Moustique tigre : deux nouvelles opérations de lutte contre les moustiques dans les Hauts-de-Seine

Le moustique tigre est très cruel et incite les services de l’État et les autorités sanitaires à la plus grande prudence. Alors que la première opération de démoustication vient d’être réalisée à Colombes (Eau-de-Seine) et à Paris le 31 août, après la confirmation de deux cas de dengue importés, deux nouvelles campagnes devraient être menées dans le département l’année prochaine. Quelques jours, a indiqué vendredi la préfecture des Hauts-de-Seine dans un communiqué.

Si les détails du calendrier ne sont pas annoncés, les services de l’Agence régionale de santé (ARS) se déplaceront à nouveau à Colombes ainsi qu’à Rueil-Malmaison, où un cas de dengue a été identifié dans chaque commune. » précise Pascal Gauche, secrétaire général de la préfecture des Hauts-de-Seine. « Le but des opérations est de couper la chaîne de transmission », précise-t-il. Il s’agit de la huitième opération de lutte contre le moustique tigre menée en Ile-de-France en 2023, selon l’association anti-moustique. Le comté déclare que les moustiques tigres sont « particulièrement nocifs pour les humains », qu’ils piquent principalement pendant la journée et peuvent transmettre certaines maladies, notamment la dengue, le chikungunya et le virus Zika.

Comité provincial de contrôle des moustiques tigres

Ce jeudi, Pascal Gauci et le directeur de la délégation départementale de l’Association pour la réinsertion des réfugiés « ont réuni les maires pour discuter avec eux des mesures de prévention ou d’éradication prises dans le département ».

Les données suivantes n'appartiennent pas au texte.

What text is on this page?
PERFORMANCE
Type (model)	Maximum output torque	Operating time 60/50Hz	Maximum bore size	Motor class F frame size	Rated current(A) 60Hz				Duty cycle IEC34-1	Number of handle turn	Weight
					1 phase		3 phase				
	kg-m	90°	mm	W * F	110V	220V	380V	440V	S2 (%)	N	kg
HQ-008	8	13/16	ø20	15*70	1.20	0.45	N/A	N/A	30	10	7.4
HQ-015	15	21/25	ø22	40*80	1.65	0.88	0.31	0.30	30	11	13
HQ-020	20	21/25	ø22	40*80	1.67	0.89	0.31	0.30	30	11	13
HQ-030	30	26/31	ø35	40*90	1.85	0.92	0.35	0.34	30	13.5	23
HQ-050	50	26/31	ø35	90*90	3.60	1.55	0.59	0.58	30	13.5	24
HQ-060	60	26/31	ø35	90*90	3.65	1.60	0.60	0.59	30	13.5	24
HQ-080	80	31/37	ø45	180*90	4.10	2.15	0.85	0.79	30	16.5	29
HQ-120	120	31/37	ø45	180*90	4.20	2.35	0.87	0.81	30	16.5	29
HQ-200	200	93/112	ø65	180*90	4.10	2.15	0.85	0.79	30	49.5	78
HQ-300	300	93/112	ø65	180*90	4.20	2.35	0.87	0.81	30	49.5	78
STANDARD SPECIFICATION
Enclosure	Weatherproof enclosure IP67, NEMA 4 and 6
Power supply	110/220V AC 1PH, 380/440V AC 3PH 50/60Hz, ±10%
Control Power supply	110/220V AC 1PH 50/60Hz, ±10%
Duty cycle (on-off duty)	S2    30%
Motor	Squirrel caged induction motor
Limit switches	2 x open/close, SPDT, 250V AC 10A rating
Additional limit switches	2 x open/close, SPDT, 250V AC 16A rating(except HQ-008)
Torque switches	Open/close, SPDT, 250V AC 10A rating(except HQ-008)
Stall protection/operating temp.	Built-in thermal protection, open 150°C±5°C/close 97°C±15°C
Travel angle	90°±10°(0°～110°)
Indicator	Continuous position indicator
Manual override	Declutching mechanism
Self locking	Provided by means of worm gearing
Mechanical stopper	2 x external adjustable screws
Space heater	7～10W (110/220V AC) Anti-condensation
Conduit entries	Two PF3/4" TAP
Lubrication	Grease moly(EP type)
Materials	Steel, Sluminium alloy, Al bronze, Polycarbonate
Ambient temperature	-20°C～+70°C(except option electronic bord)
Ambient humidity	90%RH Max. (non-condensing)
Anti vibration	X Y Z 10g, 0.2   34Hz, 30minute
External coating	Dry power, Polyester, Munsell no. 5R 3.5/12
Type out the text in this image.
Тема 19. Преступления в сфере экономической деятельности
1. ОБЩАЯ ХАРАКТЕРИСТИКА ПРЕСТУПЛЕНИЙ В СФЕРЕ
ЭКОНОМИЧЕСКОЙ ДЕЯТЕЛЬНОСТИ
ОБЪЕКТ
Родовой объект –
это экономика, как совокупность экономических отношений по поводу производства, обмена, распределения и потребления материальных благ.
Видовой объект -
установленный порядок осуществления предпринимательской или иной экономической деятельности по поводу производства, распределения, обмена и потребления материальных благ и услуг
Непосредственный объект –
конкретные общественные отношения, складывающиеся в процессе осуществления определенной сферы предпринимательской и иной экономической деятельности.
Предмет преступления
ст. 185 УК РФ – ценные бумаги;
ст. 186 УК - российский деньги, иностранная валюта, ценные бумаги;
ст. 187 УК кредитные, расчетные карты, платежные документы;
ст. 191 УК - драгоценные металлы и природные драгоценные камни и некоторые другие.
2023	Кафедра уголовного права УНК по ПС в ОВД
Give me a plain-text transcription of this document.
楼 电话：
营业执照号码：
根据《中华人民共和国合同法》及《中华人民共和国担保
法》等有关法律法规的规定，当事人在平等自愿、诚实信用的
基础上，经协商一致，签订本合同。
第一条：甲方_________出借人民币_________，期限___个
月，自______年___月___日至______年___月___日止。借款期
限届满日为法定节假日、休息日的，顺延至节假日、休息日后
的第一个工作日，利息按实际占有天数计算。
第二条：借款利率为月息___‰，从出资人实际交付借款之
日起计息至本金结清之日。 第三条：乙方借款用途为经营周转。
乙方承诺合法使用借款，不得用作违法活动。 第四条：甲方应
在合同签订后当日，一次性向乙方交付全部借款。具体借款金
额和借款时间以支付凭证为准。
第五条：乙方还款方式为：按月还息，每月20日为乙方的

En outre, le comté rapporte qu’un comité de surveillance des moustiques tigres a été mis en place au niveau du comté. « Il se réunira avant chaque été et pendant la saison (…) pour adapter les mesures à la situation actuelle et s’appuiera sur le plan d’action élaboré conjointement par les services de l’Etat et les collectivités », précise le communiqué.

Pour réduire la propagation du moustique tigre, la province rappelle enfin les bons réflexes à suivre : supprimer les endroits où l’eau peut stagner, vider les récipients contenant de l’eau (arrosoirs, soucoupes, etc.), changer l’eau des plantes et vérifier il. Les gouttières fonctionnent bien, et recouvrent enfin les réservoirs d’eau (bidons, bacs, citernes) et les piscines inutilisées.

Le site Internet de l’Agence régionale de santé d’Île-de-France recense également toutes les informations utiles et les moyens de se protéger sur une page dédiée.